Gov. LePage seems to have a real, pathological issue with the Katahdin Woods and Waters National Monument, and I can’t for the life of me understand why.

LePage was elected by the narrowest of margins by the votes of rural Mainers, many of them living in towns that saw their glory days back when “Hee Haw” was on TV. They voted for the “businessman” governor because they were tired of desolate main streets, derelict mills and the vicious cycle of poverty, addiction, welfare, brain drain and dysfunction that blights their towns.

So why does LePage continue to have this personal vendetta against Katahdin Woods and Waters?

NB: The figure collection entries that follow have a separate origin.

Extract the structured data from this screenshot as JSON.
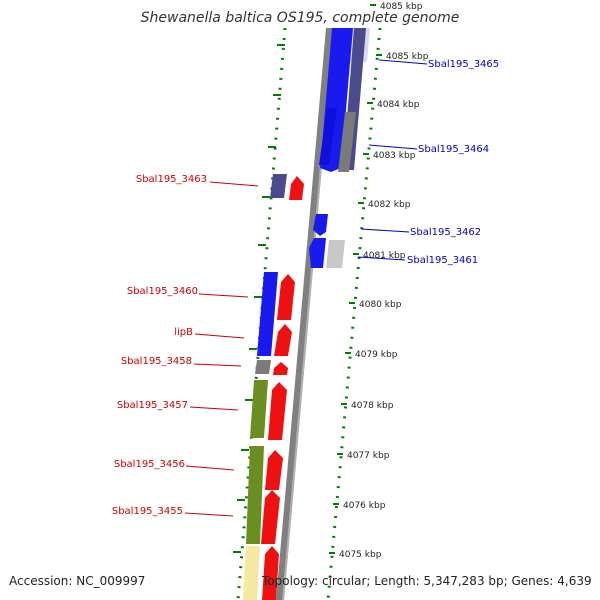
{
  "title": "Shewanella baltica OS195, complete genome",
  "footer": {
    "accession": "Accession: NC_009997",
    "summary": "Topology: circular; Length: 5,347,283 bp; Genes: 4,639"
  },
  "colors": {
    "left_label": "#cc0000",
    "right_label": "#0000cc",
    "ticks": "#008000",
    "blue": "#1a1aee",
    "navy": "#4a4a8c",
    "gray": "#7a7a7a",
    "lightgray": "#c8c8c8",
    "red": "#ee1111",
    "olive": "#6b8e23",
    "yellow": "#f3e9a0",
    "backbone": "#808080"
  },
  "axis": {
    "unit": "kbp",
    "ticks": [
      {
        "label": "4085 kbp"
      },
      {
        "label": "4085 kbp"
      },
      {
        "label": "4084 kbp"
      },
      {
        "label": "4083 kbp"
      },
      {
        "label": "4082 kbp"
      },
      {
        "label": "4081 kbp"
      },
      {
        "label": "4080 kbp"
      },
      {
        "label": "4079 kbp"
      },
      {
        "label": "4078 kbp"
      },
      {
        "label": "4077 kbp"
      },
      {
        "label": "4076 kbp"
      },
      {
        "label": "4075 kbp"
      }
    ]
  },
  "genes_left": [
    {
      "label": "Sbal195_3463"
    },
    {
      "label": "Sbal195_3460"
    },
    {
      "label": "lipB"
    },
    {
      "label": "Sbal195_3458"
    },
    {
      "label": "Sbal195_3457"
    },
    {
      "label": "Sbal195_3456"
    },
    {
      "label": "Sbal195_3455"
    }
  ],
  "genes_right": [
    {
      "label": "Sbal195_3465"
    },
    {
      "label": "Sbal195_3464"
    },
    {
      "label": "Sbal195_3462"
    },
    {
      "label": "Sbal195_3461"
    }
  ]
}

Let’s be clear: Unless by some miracle Canada and the Pacific Northwest run out of trees, the relentless march to “paperless” e-books, email, e-everything inexplicably ends and forestry technology goes backward to the hundred-men-with-crosscut-saws work crews of the 1920s, the forestry jobs of yesteryear are never, ever, coming back in numbers great enough to make a real difference.

Logical thinking leads us to the conclusion that other ideas are needed. So why has the governor reacted with pure, uninhibited petulance at every turn, including his latest tantrum of refusing to put up signs giving directions to the monument? (FYI, they have this thing called GPS now, Governor, so people can get around fine without road signs.)

I’m starting to believe that rural poverty and desertification are what the governor wants. Is he making the ghoulishly cynical bet that hopeless voters will remain reliable Republican voters?